Bob Rogers, president of BRC
Imagination Arts, the firm that designed the Abraham
Lincoln Presidential Museum, negotiated a $3,600-a-day
pay rate for his work on the project, according to
records obtained by The State Journal-Register through
the Freedom of Information Act.
The Illinois Capital Development Board records
indicate that BRC was paid a total of $56.7 million
since 2000, the first year of its contract.
Roughly half of that money went to pay for BRC's own
expenses, Rogers said. The other half went to more than
30 specialized vendors with whom the Burbank,
Calif.-based company subcontracted.
CDB, the state's construction agency, paid the
museum's bills with a combination of state, federal and
city of Springfield funding.
Although CDB's records of BRC's expenses stack about
8 inches high in large three-ring binders, BRC's own
work expenses are not documented. BRC's contract did not
require the company to account for its costs or for
payments made to vendors whose charges totaled less than
$25,000.
Financially, Rogers said BRC "did OK," but added that
his firm had plenty of expenses
"American Airlines, TWA - a bloody fortune," Rogers
said. "Five and a half years of travel and meals and
apartments. Huge payrolls."
As for Roger's $3,600 rate, he said by the time final
negotiations were settled, the original figures that
were agreed upon were irrelevant.
"I can't relate (that rate) to anything CDB paid,"
Rogers said. "There's no one-to-one rate."
CDB's documents offer an in-depth look into the huge
costs and detailed work associated with the museum.
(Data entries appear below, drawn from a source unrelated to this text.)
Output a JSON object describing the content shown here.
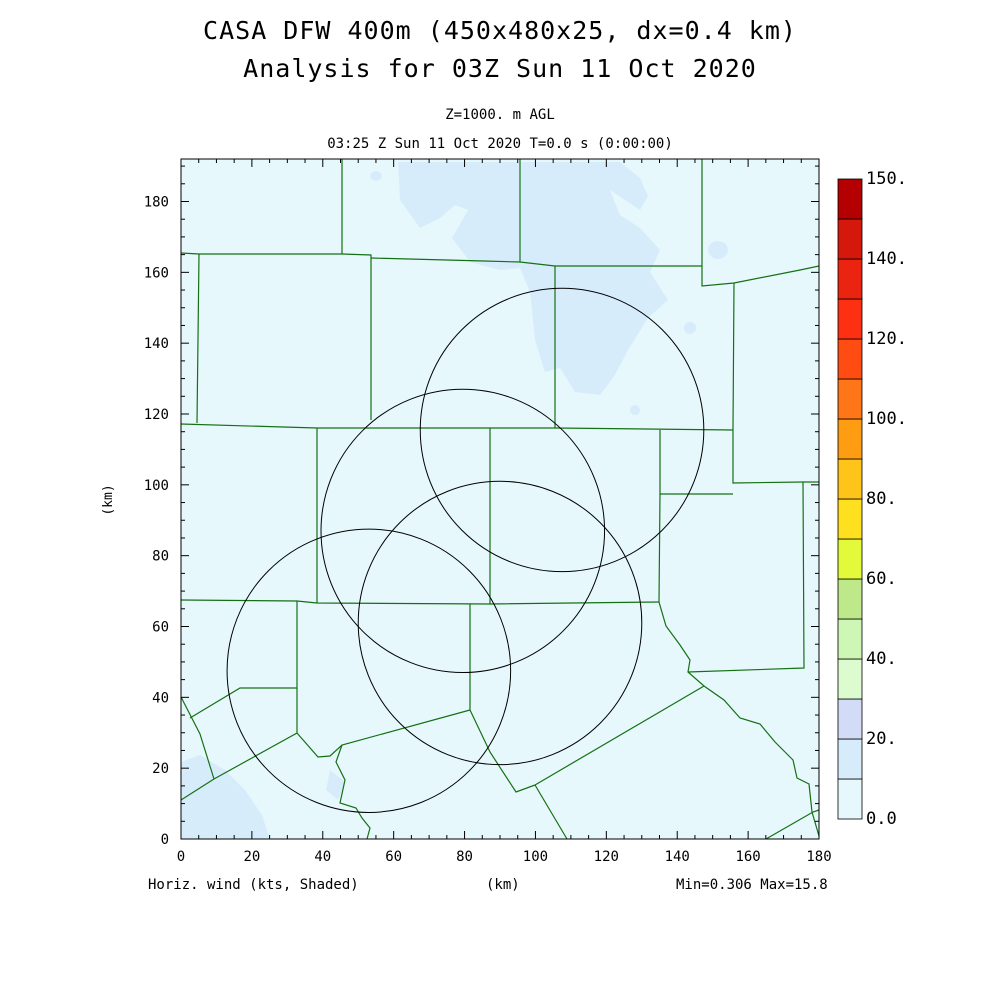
{
  "title": {
    "line1": "CASA DFW 400m (450x480x25, dx=0.4 km)",
    "line2": "Analysis for 03Z Sun 11 Oct 2020"
  },
  "subtitle": {
    "level": "Z=1000. m AGL",
    "time": "03:25 Z Sun 11 Oct 2020   T=0.0 s (0:00:00)"
  },
  "axes": {
    "xlabel": "(km)",
    "ylabel": "(km)",
    "xticks": [
      "0",
      "20",
      "40",
      "60",
      "80",
      "100",
      "120",
      "140",
      "160",
      "180"
    ],
    "yticks": [
      "0",
      "20",
      "40",
      "60",
      "80",
      "100",
      "120",
      "140",
      "160",
      "180"
    ],
    "xlim": [
      0,
      180
    ],
    "ylim": [
      0,
      192
    ]
  },
  "footer": {
    "left": "Horiz. wind (kts, Shaded)",
    "center": "(km)",
    "right": "Min=0.306 Max=15.8"
  },
  "colorbar": {
    "colors": [
      "#e6f8fc",
      "#d7ecfb",
      "#d3dcf6",
      "#dcfcd0",
      "#cef6b4",
      "#bde98a",
      "#e2fa3a",
      "#ffe01e",
      "#ffc41a",
      "#fe9c12",
      "#fe7618",
      "#fe4c12",
      "#fe3012",
      "#ea2410",
      "#d4180c",
      "#b40000"
    ],
    "labels": [
      "0.0",
      "20.",
      "40.",
      "60.",
      "80.",
      "100.",
      "120.",
      "140.",
      "150."
    ]
  },
  "map": {
    "background_color": "#e6f8fc",
    "shading_color": "#d7ecfb",
    "county_line_color": "#157015",
    "radar_ring_color": "#000000",
    "radar_rings": [
      {
        "name": "ring-ne",
        "center_km": [
          107.5,
          115.5
        ],
        "radius_km": 40
      },
      {
        "name": "ring-center",
        "center_km": [
          79.5,
          87
        ],
        "radius_km": 40
      },
      {
        "name": "ring-se",
        "center_km": [
          90,
          61
        ],
        "radius_km": 40
      },
      {
        "name": "ring-sw",
        "center_km": [
          53,
          47.5
        ],
        "radius_km": 40
      }
    ]
  }
}
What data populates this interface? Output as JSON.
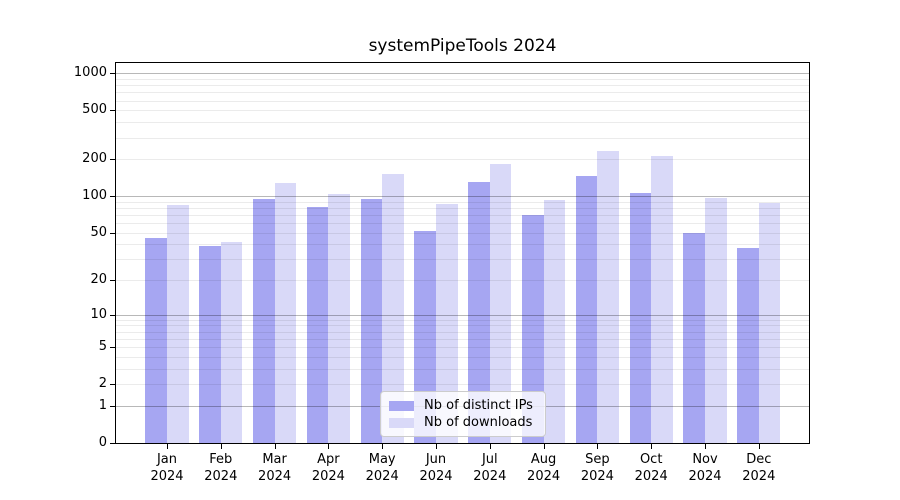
{
  "title": "systemPipeTools 2024",
  "chart_data": {
    "type": "bar",
    "title": "systemPipeTools 2024",
    "categories": [
      "Jan",
      "Feb",
      "Mar",
      "Apr",
      "May",
      "Jun",
      "Jul",
      "Aug",
      "Sep",
      "Oct",
      "Nov",
      "Dec"
    ],
    "category_year": "2024",
    "series": [
      {
        "name": "Nb of distinct IPs",
        "color": "#a6a6f2",
        "values": [
          45,
          39,
          95,
          81,
          94,
          52,
          131,
          70,
          146,
          105,
          50,
          37
        ]
      },
      {
        "name": "Nb of downloads",
        "color": "#d9d9f8",
        "values": [
          84,
          42,
          127,
          104,
          151,
          86,
          183,
          93,
          232,
          214,
          97,
          88
        ]
      }
    ],
    "yscale": "log1p",
    "ylim": [
      0,
      1200
    ],
    "yticks": [
      0,
      1,
      2,
      5,
      10,
      20,
      50,
      100,
      200,
      500,
      1000
    ],
    "grid": true,
    "grid_major_at": [
      1,
      10,
      100,
      1000
    ],
    "legend_position": "bottom-center",
    "xlabel": "",
    "ylabel": ""
  }
}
Of BRC's contractors, Autofilm Historical Association
received the largest payment - nearly $12 million. The
association, a BRC sub-
sidiary, hired all the union actors and voice talent
BRC used for the museum's media and paid for such things
as camera rentals, production equipment and stage
construction for the museum's videos.
Rogers said it's common for firms in his industry to
use such subsidiaries to hire members of entertainment
guilds. Once a firm becomes a guild member, such as with
the Screen Actors Guild, it is obligated to use only
guild workers.
"We don't want to have every actor we ever use have
to be a SAG (member)," Rogers said.
Another vendor was Murphysboro-based Brees Studio,
which BRC paid roughly $600,000 to create the lifelike
trees, plants and murals that surround the museum's
display of Lincoln's boyhood home.
The studio, led by owner Gary Brees (he listed his
title as "Big Cheeze" in his BRC contract), made casts
of real Illinois trees and decorated the scenery with
models of native mushrooms and plants, including snake
root. Scholars suspect Lincoln's mother died of snake
root poisoning, after drinking milk from the family cow
that might have munched on some.
Brees also had to make sure some trees fit perfectly
around the building's steel support columns.
BRC paid roughly $320,000 to LifeFormations, a
Bowling Green, Ohio-based firm, to make the dozens of
life-like historical figures placed throughout the
museum. The most expensive was the slave father, which
cost $14,383. Spare hands for the Lincoln family group
that stands in the museum plaza cost $667 a pair.
Much of the elaborate work required modifications and
fixes. A memo from LifeFormations about an Abe figure
indicates something was wrong with its head.
"Replace the previously approved head in order to fix
the color problem," the note reads. The fix cost $2,222.
An original set of Mary's arms was made too small.
LifeFormations charged $1,500 to enlarge them.
Technifex, a California-based special-effects
company, was paid $91,330 to make the seats shake in the
Union Theater. It took a few dollars more - about
$96,000 - to put together the "cannons" that fire smoke
rings out into the audience. In the Ghosts of the
Library show, the feather pen that appears to fly out of
its inkwell and write the Gettysburg Address is a
$15,350 "gag."
All payments are based on a February accounting
report, the latest available from CDB. Rogers, who
referred to the report as a "snapshot" in time, said
most vendors have been paid in full.
The documents also contain anecdotal information
about the design and creation process. An old script for
the museum's 1860 campaign commercials, which NBC's Tim
Russert anchors as if they are a part of a contemporary
presidential race, is called the "Koppel Version." While
many lines of script for various screenplays used
throughout the museum include references to historical
source material, some memos call for taking "liberty
with many newspaper quotes" and adding material to make
Lincoln opponents "more obnoxious."
Rogers stands by all of his company's work.
"If you read between the lines, this is not
off-the-shelf stuff," Rogers said from his office in
Burbank. "We were required to be 'world class' and
'state of the art.' You can't do things (like this) in
ordinary ways. You do things in ordinary ways, you'll
get ordinary results."
Rogers said BRC's contract with CDB was not arrived
at easily.
"It was a little more than (the state) wanted and a
little less than what we wanted. We would liked to have
seen more (money)," Rogers said.
"In the end, we mutually agreed on what had to
happen. And it turned out fine. The results speak for
themselves."
Since opening in mid-April, the museum received its
100,000th visitor early last week. More than 400,000
people are expected to visit the museum the first year.